Rechciński, T, Kurpesa, M, Trzos, E, Krzeminska-Pakuła, M
Polskie Archiwum Medycyny Wewnetrznej. 2006;(6):520-8
Abstract
UNLABELLED Melatonin--sleep-inducing remedy was reported to be implicated in "biological clock" of circulatory system. The deficits of this pineal hormone were observed in patients with coronary artery disease (CAD) and those with abnormal circadian pattern of blood pressure (BP). We hypothesize that melatonin supplementation could be beneficial for this group of patients thanks to return from "non-dippers" to physiological "dippers" group, which is characterized by lower rate of left ventricle hypertrophy and/or number of ischemic episodes, in comparison with "non-dippers". The aim of this study was to assess safety and the effects of melatonin treatment in patients with CAD and impaired circadian pattern of BP. INVESTIGATED GROUP AND METHODS Thirty-nine ambulatory patients (69% males, mean age 61+/-5,0), with CAD confirmed by coronary angiography and with circadian pattern of BP classified in 24 hour ambulatory blood pressure monitoring (ABPM) as "non-dippers" were included into the study.

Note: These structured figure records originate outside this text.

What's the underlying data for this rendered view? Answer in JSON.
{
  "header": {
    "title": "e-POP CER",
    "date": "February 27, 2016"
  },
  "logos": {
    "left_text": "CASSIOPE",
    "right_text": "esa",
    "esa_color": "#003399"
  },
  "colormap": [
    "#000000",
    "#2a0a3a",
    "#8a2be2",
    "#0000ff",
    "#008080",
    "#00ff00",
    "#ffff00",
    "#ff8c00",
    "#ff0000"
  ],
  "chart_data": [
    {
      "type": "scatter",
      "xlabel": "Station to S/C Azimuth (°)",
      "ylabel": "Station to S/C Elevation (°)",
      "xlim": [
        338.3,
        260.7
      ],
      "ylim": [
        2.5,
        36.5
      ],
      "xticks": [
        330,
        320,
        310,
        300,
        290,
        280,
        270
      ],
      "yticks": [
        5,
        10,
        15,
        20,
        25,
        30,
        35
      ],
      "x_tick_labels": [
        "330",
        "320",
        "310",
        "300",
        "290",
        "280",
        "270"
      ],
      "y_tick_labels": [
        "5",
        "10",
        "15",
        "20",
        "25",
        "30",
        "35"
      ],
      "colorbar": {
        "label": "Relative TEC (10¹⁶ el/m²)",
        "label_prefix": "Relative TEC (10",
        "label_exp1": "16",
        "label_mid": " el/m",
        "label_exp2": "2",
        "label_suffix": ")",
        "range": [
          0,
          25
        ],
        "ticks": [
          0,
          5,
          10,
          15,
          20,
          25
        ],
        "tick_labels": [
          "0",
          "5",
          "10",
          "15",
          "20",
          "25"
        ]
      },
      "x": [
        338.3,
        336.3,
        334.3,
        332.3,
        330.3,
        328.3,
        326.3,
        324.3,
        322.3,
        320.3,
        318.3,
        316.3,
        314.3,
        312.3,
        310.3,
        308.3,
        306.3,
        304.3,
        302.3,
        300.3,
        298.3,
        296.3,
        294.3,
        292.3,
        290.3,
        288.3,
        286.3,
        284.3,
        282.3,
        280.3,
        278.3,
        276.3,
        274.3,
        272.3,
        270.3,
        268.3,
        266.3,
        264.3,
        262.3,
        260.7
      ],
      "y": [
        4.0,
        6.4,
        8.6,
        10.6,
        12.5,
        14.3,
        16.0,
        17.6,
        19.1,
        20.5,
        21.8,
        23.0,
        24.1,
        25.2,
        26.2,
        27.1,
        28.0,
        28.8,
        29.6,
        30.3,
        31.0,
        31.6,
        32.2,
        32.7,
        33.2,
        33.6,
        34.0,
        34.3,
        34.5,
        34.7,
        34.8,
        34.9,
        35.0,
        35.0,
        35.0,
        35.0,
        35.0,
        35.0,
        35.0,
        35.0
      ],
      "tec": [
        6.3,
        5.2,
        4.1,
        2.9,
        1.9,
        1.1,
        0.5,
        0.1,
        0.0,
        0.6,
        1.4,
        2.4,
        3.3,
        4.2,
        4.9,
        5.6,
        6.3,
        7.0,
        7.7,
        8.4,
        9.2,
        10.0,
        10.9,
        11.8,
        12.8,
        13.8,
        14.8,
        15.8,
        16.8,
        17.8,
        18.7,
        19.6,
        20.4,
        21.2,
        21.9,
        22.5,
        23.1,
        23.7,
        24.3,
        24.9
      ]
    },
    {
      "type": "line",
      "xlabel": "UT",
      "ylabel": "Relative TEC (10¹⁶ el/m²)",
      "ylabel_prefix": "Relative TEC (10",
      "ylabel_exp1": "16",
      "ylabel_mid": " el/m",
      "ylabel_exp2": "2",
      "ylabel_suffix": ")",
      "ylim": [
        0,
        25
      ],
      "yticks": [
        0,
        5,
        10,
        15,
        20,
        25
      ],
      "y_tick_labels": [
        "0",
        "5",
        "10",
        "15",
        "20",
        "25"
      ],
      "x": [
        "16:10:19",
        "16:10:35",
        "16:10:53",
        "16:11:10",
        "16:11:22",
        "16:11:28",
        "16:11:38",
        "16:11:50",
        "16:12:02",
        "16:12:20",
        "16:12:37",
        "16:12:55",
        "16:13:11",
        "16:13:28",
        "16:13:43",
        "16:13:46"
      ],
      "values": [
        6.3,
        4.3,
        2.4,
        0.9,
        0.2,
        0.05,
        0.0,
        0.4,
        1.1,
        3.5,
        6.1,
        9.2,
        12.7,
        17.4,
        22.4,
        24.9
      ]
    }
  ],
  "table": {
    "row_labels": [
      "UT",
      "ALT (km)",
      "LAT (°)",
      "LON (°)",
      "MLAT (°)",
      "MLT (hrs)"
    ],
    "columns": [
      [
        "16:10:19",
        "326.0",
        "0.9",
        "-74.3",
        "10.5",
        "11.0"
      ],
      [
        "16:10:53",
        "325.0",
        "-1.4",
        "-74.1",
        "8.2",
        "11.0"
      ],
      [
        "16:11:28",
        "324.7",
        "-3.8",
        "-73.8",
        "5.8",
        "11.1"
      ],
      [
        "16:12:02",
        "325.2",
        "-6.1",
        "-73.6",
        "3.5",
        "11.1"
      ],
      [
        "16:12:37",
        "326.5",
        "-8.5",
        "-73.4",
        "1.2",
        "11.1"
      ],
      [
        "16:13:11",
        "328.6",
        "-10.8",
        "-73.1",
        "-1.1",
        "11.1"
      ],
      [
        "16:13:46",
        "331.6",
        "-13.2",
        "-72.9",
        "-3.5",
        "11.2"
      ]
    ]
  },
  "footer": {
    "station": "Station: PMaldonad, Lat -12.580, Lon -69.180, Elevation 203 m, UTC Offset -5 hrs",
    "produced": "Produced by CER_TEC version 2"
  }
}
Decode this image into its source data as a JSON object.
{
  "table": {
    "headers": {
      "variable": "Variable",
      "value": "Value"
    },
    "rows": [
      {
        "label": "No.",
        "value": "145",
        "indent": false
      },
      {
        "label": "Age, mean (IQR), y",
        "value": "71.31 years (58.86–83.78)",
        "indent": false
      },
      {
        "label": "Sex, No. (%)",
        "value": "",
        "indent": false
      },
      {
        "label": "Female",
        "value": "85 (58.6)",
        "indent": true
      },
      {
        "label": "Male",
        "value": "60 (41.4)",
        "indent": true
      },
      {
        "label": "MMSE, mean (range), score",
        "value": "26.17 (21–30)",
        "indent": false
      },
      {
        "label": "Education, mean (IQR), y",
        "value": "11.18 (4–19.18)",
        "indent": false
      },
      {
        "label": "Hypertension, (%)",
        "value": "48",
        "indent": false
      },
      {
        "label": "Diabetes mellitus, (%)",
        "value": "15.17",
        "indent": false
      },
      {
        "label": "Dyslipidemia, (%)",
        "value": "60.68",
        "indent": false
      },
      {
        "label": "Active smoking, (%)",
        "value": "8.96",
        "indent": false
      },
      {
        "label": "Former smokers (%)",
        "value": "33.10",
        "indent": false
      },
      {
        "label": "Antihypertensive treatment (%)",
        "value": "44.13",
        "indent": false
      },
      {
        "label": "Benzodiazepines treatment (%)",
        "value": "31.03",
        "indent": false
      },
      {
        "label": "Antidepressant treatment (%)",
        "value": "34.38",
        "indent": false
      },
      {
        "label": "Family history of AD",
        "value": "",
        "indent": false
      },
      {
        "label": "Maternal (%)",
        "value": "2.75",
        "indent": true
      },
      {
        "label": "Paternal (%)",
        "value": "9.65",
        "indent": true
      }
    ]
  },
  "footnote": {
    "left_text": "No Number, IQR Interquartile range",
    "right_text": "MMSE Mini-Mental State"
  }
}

All study participants, apart of previous treatment, started to use 5 mg melatonin before sleep. Control 24h ABPM was performed after 30 days of such cure. The results of both ABPMs were compared using statistical methods. RESULTS Melatonin supplementation improved circadian pattern of BP in one third (30,8%) of study group - they were classified in the second ABPM as "dippers". Despite a tendency to increase a day/night difference of average BP for 5,9%--a percentage of patients who remained in the group of "non-dippers" was 46,2%. Unfavourable effect of melatonin treatment was observed in 23% of patients: 15,4%--"extreme-dippers", 7,6% --"reverse-dippers". CONCLUSION Twenty-four hour noninvasive blood pressure monitoring performed before and during melatonin cure is crucial by considering benefits and dangers of this treatment begun in purpose to modify impaired pattern of blood pressure in patients with coronary artery disease.